For her behavior rested on cold justice and honesty; she had felt, while she recanted, no passion of love for those whom she had wronged. Truth is not truth in that exacting land unless there go with it kindness and more kindness again, unless the Word that was with God also is God. And the girl's sacrifice – so creditable according to Western notions – was rightly rejected, because, though it came from her heart, it did not include her heart. (2.26.69)
Adela is finally able to figure out the right thing to do, and even though it's courageous, it's still lacking. Lacking, you ask?
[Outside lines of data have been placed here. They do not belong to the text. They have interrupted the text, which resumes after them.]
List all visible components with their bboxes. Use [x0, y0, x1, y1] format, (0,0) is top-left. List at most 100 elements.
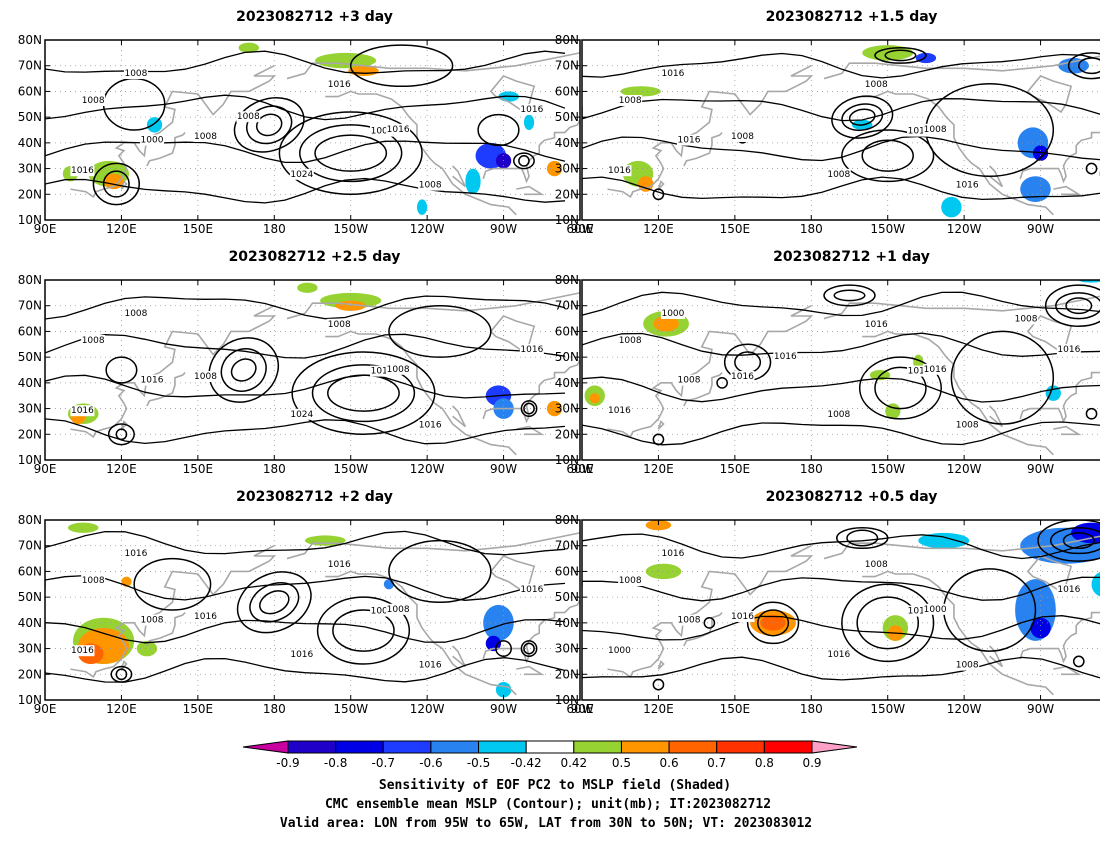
contour-label: 1016 — [520, 105, 543, 115]
contour-label: 1008 — [82, 576, 105, 586]
mslp-contour — [45, 657, 566, 683]
mslp-contour — [45, 619, 566, 644]
contour-label-background — [826, 648, 851, 660]
lat-tick-label: 50N — [555, 590, 579, 604]
mslp-contour — [520, 640, 538, 658]
contour-label: 1016 — [124, 549, 147, 559]
mslp-contour — [841, 583, 935, 663]
contour-label-background — [607, 405, 632, 417]
mslp-contour — [582, 135, 1100, 162]
map-frame — [581, 279, 1100, 461]
colorbar-tick-label: -0.42 — [511, 756, 542, 770]
contour-label: 1008 — [124, 69, 147, 79]
contour-label-background — [81, 335, 106, 346]
contour-label-background — [618, 335, 643, 346]
lat-tick-label: 60N — [18, 84, 42, 98]
lat-tick-label: 60N — [555, 324, 579, 338]
lat-tick-label: 10N — [555, 453, 579, 467]
mslp-contour — [1072, 655, 1085, 668]
map-panel-6: 2023082712 +0.5 day100810001016100810081… — [555, 489, 1100, 716]
sensitivity-shading — [620, 86, 661, 97]
lon-tick-label: 60W — [566, 702, 593, 716]
contour-label: 1000 — [661, 309, 684, 319]
contour-label: 1008 — [237, 112, 260, 122]
contour-label-background — [618, 575, 643, 586]
contour-label-background — [907, 365, 932, 377]
mslp-contour — [1085, 162, 1098, 175]
colorbar-swatch — [763, 740, 813, 754]
map-frame — [581, 39, 1100, 221]
contour-label-background — [923, 123, 948, 135]
sensitivity-shading — [1091, 572, 1100, 597]
lat-tick-label: 30N — [555, 402, 579, 416]
sensitivity-shading — [485, 635, 502, 652]
contour-label-background — [123, 308, 148, 319]
coastline — [989, 165, 1004, 188]
colorbar-swatch — [335, 740, 384, 754]
lat-tick-label: 50N — [555, 110, 579, 124]
contour-label-background — [327, 78, 352, 90]
map-panel-3: 2023082712 +2.5 day100810161008101610081… — [18, 249, 594, 476]
mslp-contour — [495, 640, 512, 658]
contour-label-background — [1056, 344, 1081, 355]
lat-tick-label: 20N — [18, 667, 42, 681]
colorbar-swatch — [430, 740, 480, 754]
colorbar-tick-label: 0.6 — [660, 756, 679, 770]
lat-tick-label: 70N — [555, 59, 579, 73]
coastline — [657, 179, 665, 190]
sensitivity-shading — [67, 522, 99, 533]
sensitivity-shading — [146, 117, 163, 133]
lat-tick-label: 30N — [555, 162, 579, 176]
contour-label: 1016 — [328, 80, 351, 90]
contour-label-background — [519, 344, 544, 355]
lon-tick-label: 90W — [1027, 222, 1054, 236]
contour-label-background — [327, 558, 352, 570]
lon-tick-label: 120W — [410, 222, 445, 236]
mslp-contour — [45, 333, 566, 359]
lon-tick-label: 150E — [720, 702, 751, 716]
lat-tick-label: 30N — [18, 162, 42, 176]
mslp-contour — [220, 348, 267, 392]
colorbar-swatch — [478, 740, 527, 754]
coastline — [70, 545, 277, 679]
lon-tick-label: 150E — [183, 222, 214, 236]
caption-line-3: Valid area: LON from 95W to 65W, LAT fro… — [280, 816, 812, 831]
lat-tick-label: 20N — [18, 427, 42, 441]
contour-label-background — [140, 374, 164, 386]
contour-label: 1008 — [419, 181, 442, 191]
lon-tick-label: 180 — [263, 222, 286, 236]
contour-label: 1008 — [328, 320, 351, 330]
map-panel-4: 2023082712 +1 day10081016101610081016101… — [555, 249, 1100, 476]
mslp-contour — [582, 576, 1100, 602]
colorbar-tick-label: -0.6 — [419, 756, 442, 770]
contour-label-background — [418, 179, 443, 191]
sensitivity-shading — [136, 640, 158, 657]
lon-tick-label: 180 — [800, 462, 823, 476]
mslp-contour — [858, 356, 942, 420]
mslp-contour — [846, 529, 879, 547]
contour-label-background — [677, 614, 701, 626]
contour-label: 1016 — [520, 585, 543, 595]
panel-title: 2023082712 +2.5 day — [229, 249, 401, 265]
contour-label: 1016 — [608, 406, 631, 416]
contour-label-background — [418, 659, 443, 671]
coastline — [989, 405, 1004, 428]
mslp-contour — [107, 423, 135, 446]
coastline — [146, 372, 186, 407]
map-content: 1008100010161008100810161016100810001016… — [582, 520, 1100, 700]
lat-tick-label: 50N — [18, 350, 42, 364]
lon-tick-label: 150E — [183, 702, 214, 716]
contour-label-background — [677, 374, 701, 386]
sensitivity-shading — [546, 400, 563, 417]
contour-label-background — [289, 408, 314, 420]
contour-label: 1008 — [956, 661, 979, 671]
contour-label: 1016 — [1057, 345, 1080, 355]
contour-label-background — [519, 584, 544, 595]
colorbar-swatch — [287, 740, 337, 754]
mslp-contour — [314, 134, 388, 172]
contour-label: 1008 — [387, 365, 410, 375]
coastline — [607, 545, 814, 679]
contour-label: 1016 — [731, 612, 754, 622]
contour-label-background — [519, 104, 544, 115]
map-panels: 2023082712 +3 day10081016100810001016100… — [18, 9, 1100, 716]
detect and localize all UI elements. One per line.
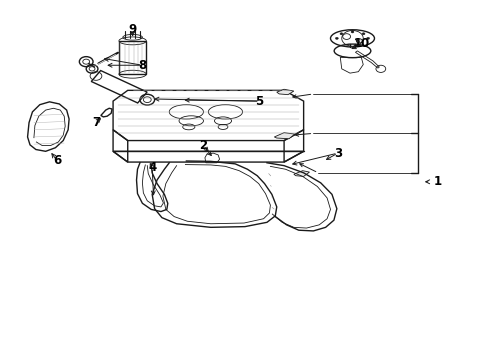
Text: 1: 1 — [434, 175, 442, 188]
Text: 10: 10 — [354, 37, 370, 50]
Polygon shape — [274, 133, 295, 139]
Text: 7: 7 — [92, 116, 100, 129]
Circle shape — [340, 33, 343, 35]
Text: 3: 3 — [334, 147, 342, 159]
Text: 8: 8 — [138, 59, 147, 72]
Circle shape — [335, 37, 338, 40]
Circle shape — [351, 31, 354, 33]
Text: 9: 9 — [128, 23, 137, 36]
Polygon shape — [294, 171, 310, 176]
Text: 2: 2 — [199, 139, 208, 152]
Circle shape — [362, 33, 365, 35]
Text: 6: 6 — [53, 154, 61, 167]
Text: 4: 4 — [148, 161, 156, 174]
Polygon shape — [277, 89, 294, 95]
Text: 5: 5 — [255, 95, 264, 108]
Circle shape — [367, 37, 369, 40]
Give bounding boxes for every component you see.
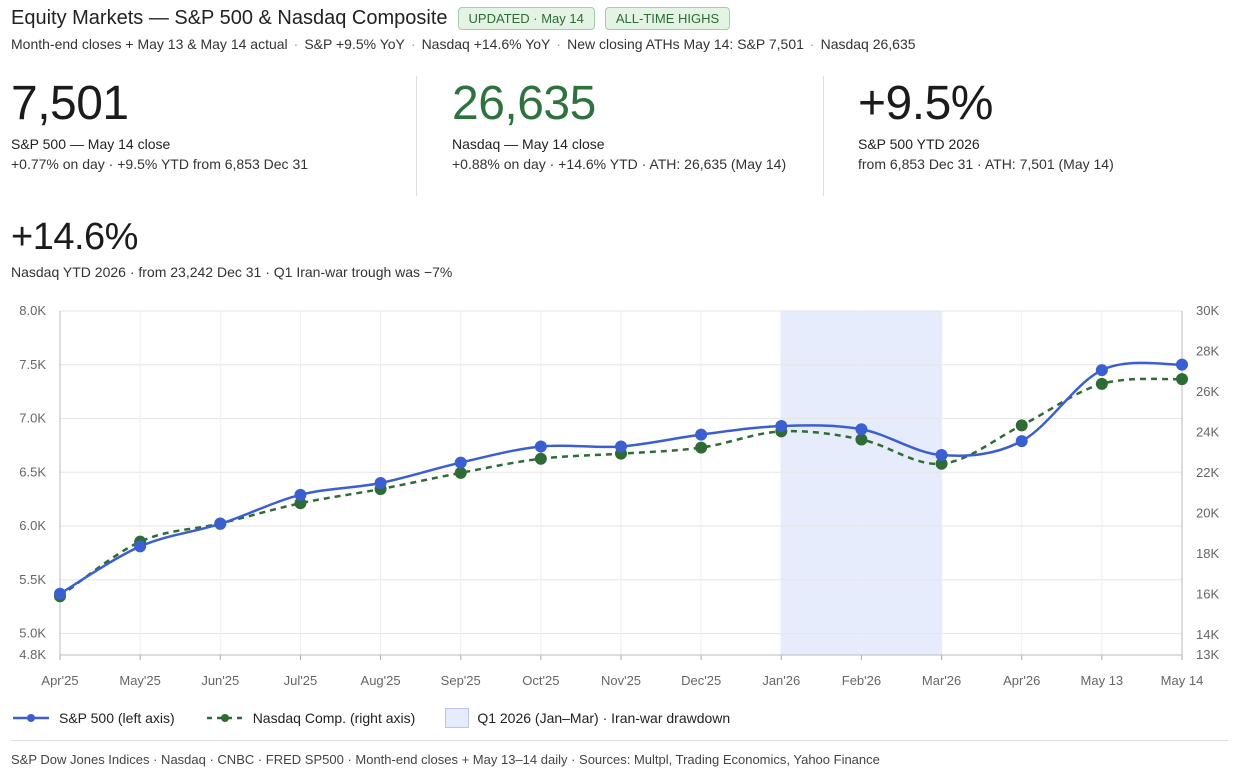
data-point-nasdaq [1095,377,1108,390]
data-point-sp500 [1176,358,1188,371]
data-point-nasdaq [855,433,868,446]
kpi-note: +0.88% on day · +14.6% YTD · ATH: 26,635… [452,156,787,172]
subtitle-part: Month-end closes + May 13 & May 14 actua… [11,36,288,52]
subtitle-part: Nasdaq 26,635 [820,36,916,52]
line-chart: 8.0K 7.5K 7.0K 6.5K 6.0K 5.5K 5.0K 4.8K 30K 28K 26… [19,303,1219,688]
data-point-sp500 [134,540,147,553]
left-axis-tick-label: 7.0K [19,411,46,426]
left-axis-tick-label: 6.0K [19,518,46,533]
legend-item-nasdaq: Nasdaq Comp. (right axis) [205,710,416,726]
x-axis-tick-label: May'25 [119,673,161,688]
x-axis-tick-label: Jun'25 [201,673,239,688]
left-axis-tick-label: 5.0K [19,626,46,641]
legend-label: Q1 2026 (Jan–Mar) · Iran-war drawdown [477,710,731,726]
kpi-note: +0.77% on day · +9.5% YTD from 6,853 Dec… [11,156,309,172]
left-axis-tick-label: 4.8K [19,647,46,662]
data-point-nasdaq [1176,373,1188,386]
kpi-value: 7,501 [11,77,129,130]
x-axis-tick-label: Jul'25 [284,673,318,688]
left-axis-tick-label: 7.5K [19,357,46,372]
data-point-sp500 [615,440,627,453]
x-axis-tick-label: Mar'26 [922,673,961,688]
x-axis-tick-label: Apr'26 [1003,673,1040,688]
right-axis-tick-label: 22K [1196,465,1219,480]
kpi-label: S&P 500 YTD 2026 [858,136,980,152]
page-title: Equity Markets — S&P 500 & Nasdaq Compos… [11,6,448,29]
data-point-nasdaq [534,452,547,465]
right-axis-tick-label: 14K [1196,627,1219,642]
kpi-label: S&P 500 — May 14 close [11,136,171,152]
legend-band-swatch-icon [445,708,470,728]
legend-label: S&P 500 (left axis) [59,710,175,726]
right-axis-tick-label: 30K [1196,303,1219,318]
right-axis-tick-label: 20K [1196,505,1219,520]
right-axis-tick-label: 16K [1196,586,1219,601]
data-point-sp500 [775,420,788,433]
right-axis-tick-label: 26K [1196,384,1219,399]
kpi-value: +9.5% [858,77,993,130]
legend-line-nasdaq-icon [206,714,243,722]
subtitle-part: Nasdaq +14.6% YoY [421,36,551,52]
left-axis-tick-label: 8.0K [19,303,46,318]
data-point-nasdaq [935,457,948,470]
legend-item-band: Q1 2026 (Jan–Mar) · Iran-war drawdown [445,708,730,728]
x-axis-tick-label: Aug'25 [361,673,401,688]
footer-sources: S&P Dow Jones Indices · Nasdaq · CNBC · … [11,752,880,767]
kpi-nasdaq-ytd: +14.6% Nasdaq YTD 2026 · from 23,242 Dec… [11,212,452,282]
kpi-sp500-close: 7,501 S&P 500 — May 14 close +0.77% on d… [11,74,406,174]
subtitle-part: S&P +9.5% YoY [304,36,405,52]
kpi-sp500-ytd: +9.5% S&P 500 YTD 2026 from 6,853 Dec 31… [858,74,1228,174]
x-axis-tick-label: Sep'25 [441,673,481,688]
data-point-sp500 [534,440,547,453]
data-point-sp500 [855,423,868,436]
kpi-row: 7,501 S&P 500 — May 14 close +0.77% on d… [11,74,1231,199]
kpi-note: Nasdaq YTD 2026 · from 23,242 Dec 31 · Q… [11,264,453,280]
kpi-value: 26,635 [452,77,596,130]
kpi-label: Nasdaq — May 14 close [452,136,605,152]
data-point-sp500 [454,456,467,469]
data-point-sp500 [294,488,307,501]
updated-badge: UPDATED · May 14 [457,6,595,30]
ath-badge: ALL-TIME HIGHS [604,6,731,30]
x-axis-tick-label: May 13 [1081,673,1124,688]
data-point-sp500 [374,477,387,489]
right-axis-tick-label: 13K [1196,647,1219,662]
left-axis-tick-label: 5.5K [19,572,46,587]
left-axis-tick-label: 6.5K [19,464,46,479]
data-point-sp500 [695,428,708,441]
x-axis-tick-label: Oct'25 [522,673,559,688]
legend-label: Nasdaq Comp. (right axis) [252,710,416,726]
legend-line-sp500-icon [13,714,49,722]
x-axis-tick-label: Jan'26 [762,673,800,688]
header: Equity Markets — S&P 500 & Nasdaq Compos… [11,4,1229,52]
kpi-nasdaq-close: 26,635 Nasdaq — May 14 close +0.88% on d… [452,74,797,174]
legend: S&P 500 (left axis) Nasdaq Comp. (right … [11,708,760,728]
data-point-nasdaq [454,466,467,479]
data-point-sp500 [54,587,66,600]
data-point-sp500 [935,449,948,462]
data-point-sp500 [1015,435,1028,448]
kpi-divider [416,76,417,196]
data-point-nasdaq [1015,419,1028,432]
right-axis-tick-label: 18K [1196,546,1219,561]
kpi-note: from 6,853 Dec 31 · ATH: 7,501 (May 14) [858,156,1114,172]
subtitle-part: New closing ATHs May 14: S&P 7,501 [567,36,804,52]
right-axis-tick-label: 28K [1196,343,1219,358]
x-axis-tick-label: May 14 [1161,673,1204,688]
right-axis-tick-label: 24K [1196,424,1219,439]
x-axis-tick-label: Feb'26 [842,673,881,688]
x-axis-tick-label: Nov'25 [601,673,641,688]
footer-divider [11,740,1228,741]
x-axis-tick-label: Apr'25 [41,673,78,688]
data-point-sp500 [214,517,227,530]
data-point-sp500 [1095,364,1108,377]
kpi-divider [823,76,824,196]
kpi-value: +14.6% [11,216,138,258]
legend-item-sp500: S&P 500 (left axis) [11,710,175,726]
data-point-nasdaq [695,441,708,454]
data-point-nasdaq [294,497,307,510]
subtitle: Month-end closes + May 13 & May 14 actua… [11,36,916,52]
x-axis-tick-label: Dec'25 [681,673,721,688]
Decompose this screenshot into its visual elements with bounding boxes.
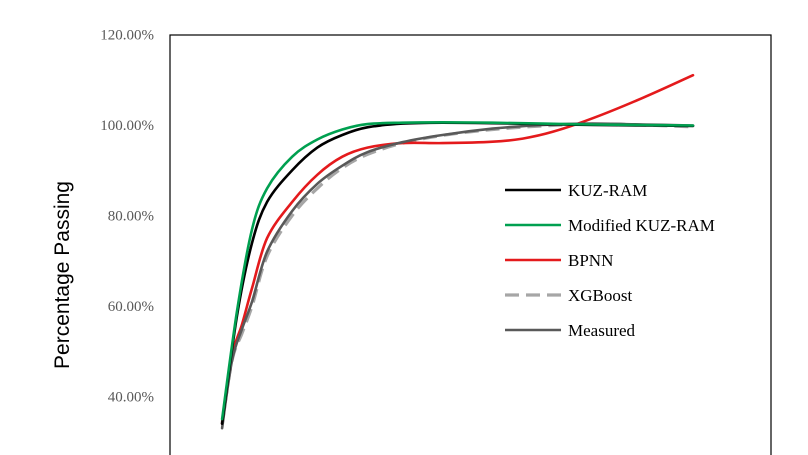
plot-area-frame	[169, 34, 772, 455]
y-axis-label: Percentage Passing	[51, 181, 74, 369]
y-tick-label: 80.00%	[108, 209, 154, 225]
legend-label: KUZ-RAM	[568, 181, 647, 200]
y-tick-label: 60.00%	[108, 299, 154, 315]
legend-label: XGBoost	[568, 286, 633, 305]
series-layer	[220, 73, 695, 430]
y-axis-ticks: 40.00% 60.00% 80.00% 100.00% 120.00%	[100, 28, 154, 406]
series-line-xgboost	[220, 122, 694, 424]
legend-label: Modified KUZ-RAM	[568, 216, 715, 235]
y-tick-label: 100.00%	[100, 118, 154, 134]
series-line-bpnn	[220, 73, 695, 425]
series-line-modified-kuz-ram	[220, 121, 695, 421]
legend: KUZ-RAM Modified KUZ-RAM BPNN XGBoost Measur…	[505, 181, 715, 340]
legend-label: BPNN	[568, 251, 613, 270]
y-tick-label: 40.00%	[108, 390, 154, 406]
legend-label: Measured	[568, 321, 636, 340]
y-tick-label: 120.00%	[100, 28, 154, 44]
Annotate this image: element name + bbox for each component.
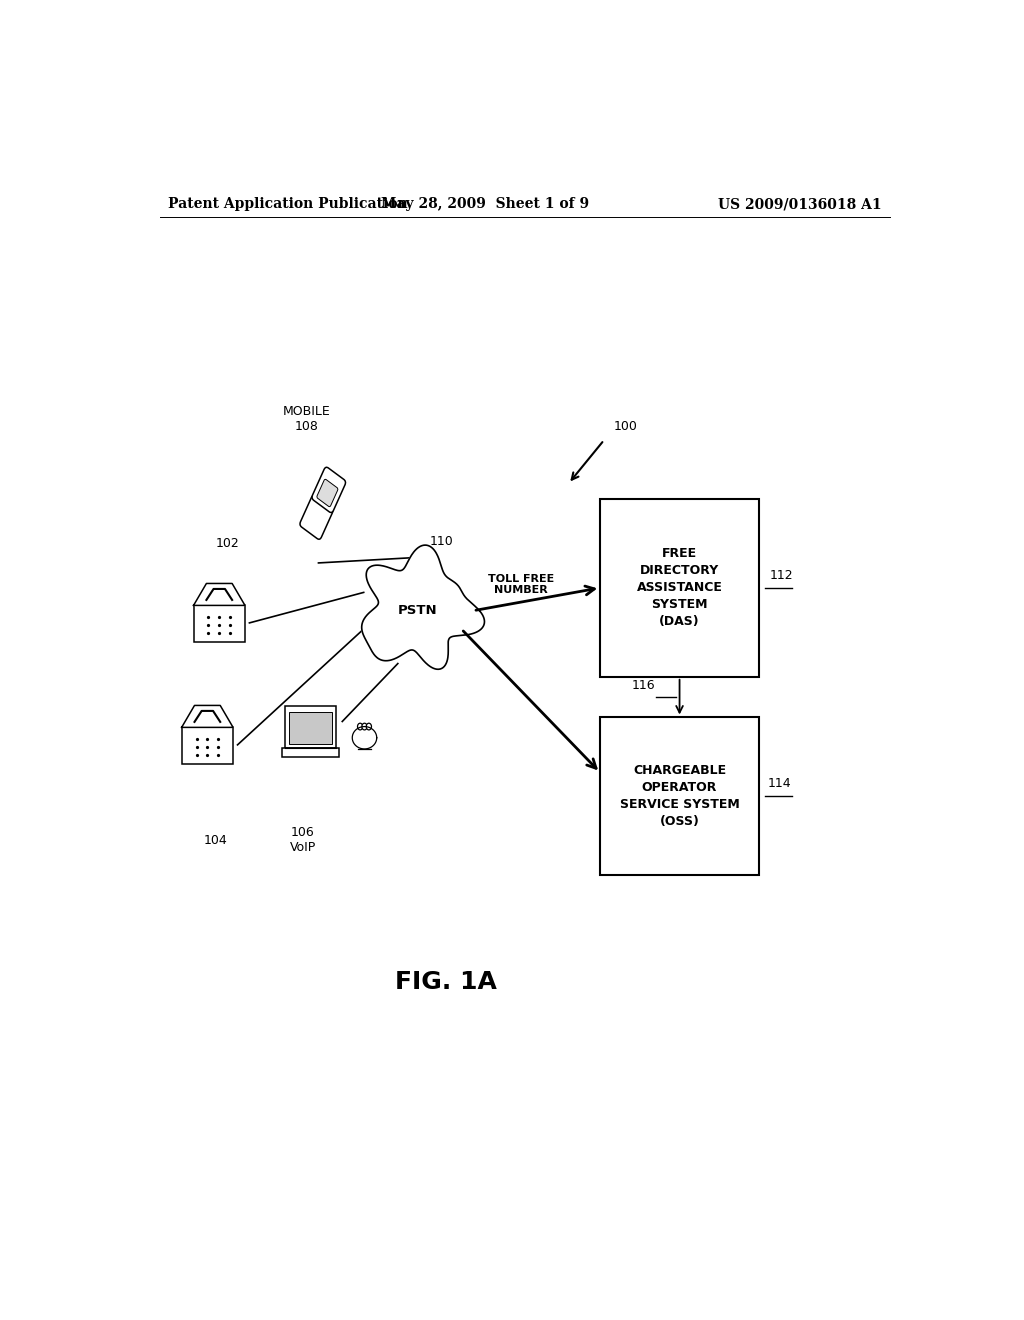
Polygon shape — [194, 583, 245, 606]
Text: MOBILE
108: MOBILE 108 — [283, 405, 331, 433]
Text: 116: 116 — [632, 678, 655, 692]
FancyBboxPatch shape — [300, 495, 333, 540]
Text: 112: 112 — [770, 569, 794, 582]
Text: PSTN: PSTN — [398, 605, 437, 618]
Text: May 28, 2009  Sheet 1 of 9: May 28, 2009 Sheet 1 of 9 — [381, 197, 589, 211]
Circle shape — [361, 723, 368, 730]
Bar — [600, 718, 759, 875]
FancyBboxPatch shape — [312, 467, 345, 512]
Bar — [283, 748, 339, 756]
Circle shape — [367, 723, 372, 730]
Polygon shape — [181, 705, 233, 727]
Text: 102: 102 — [215, 537, 239, 549]
Polygon shape — [361, 545, 484, 669]
FancyBboxPatch shape — [316, 479, 338, 507]
Text: US 2009/0136018 A1: US 2009/0136018 A1 — [718, 197, 882, 211]
Text: 106
VoIP: 106 VoIP — [290, 826, 315, 854]
Text: CHARGEABLE
OPERATOR
SERVICE SYSTEM
(OSS): CHARGEABLE OPERATOR SERVICE SYSTEM (OSS) — [620, 764, 739, 828]
Text: 114: 114 — [768, 777, 792, 791]
Text: 100: 100 — [613, 420, 638, 433]
Circle shape — [357, 723, 362, 730]
Text: TOLL FREE
NUMBER: TOLL FREE NUMBER — [487, 574, 554, 595]
Text: FIG. 1A: FIG. 1A — [394, 970, 497, 994]
Bar — [289, 713, 332, 744]
Text: 110: 110 — [430, 535, 454, 548]
Text: 104: 104 — [204, 834, 227, 847]
Bar — [194, 606, 245, 642]
Polygon shape — [352, 726, 377, 748]
Text: Patent Application Publication: Patent Application Publication — [168, 197, 408, 211]
Bar — [181, 727, 233, 764]
Bar — [285, 705, 336, 748]
Text: FREE
DIRECTORY
ASSISTANCE
SYSTEM
(DAS): FREE DIRECTORY ASSISTANCE SYSTEM (DAS) — [637, 548, 723, 628]
Bar — [600, 499, 759, 677]
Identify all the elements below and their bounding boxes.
Didn't she give up her friends, her engagement, her whole society when she withdrew her charge against Aziz? Can't we cut the girl a break? The point that the novel seems to be making is that Adela still doesn't get it. She's still clinging to the English, abstract way of looking at justice as a matter purely of right and wrong, of moral laws and principles. Her view seems to have nothing to do with the actual people involved, their emotions, their feelings.
Part 2, Chapter 29
"[…] Indians know whether they are liked or not – they cannot be fooled here. Justice never satisfies them, and that is why the British Empire rests on sand." (2.29.2)
This quote underscores the narrator's comment on Adela in Quote #9. Abstract conceptions of justice don't fly with the Indians; they see it as a mask for persecution, which is really not far from the truth when you see what happened to Aziz.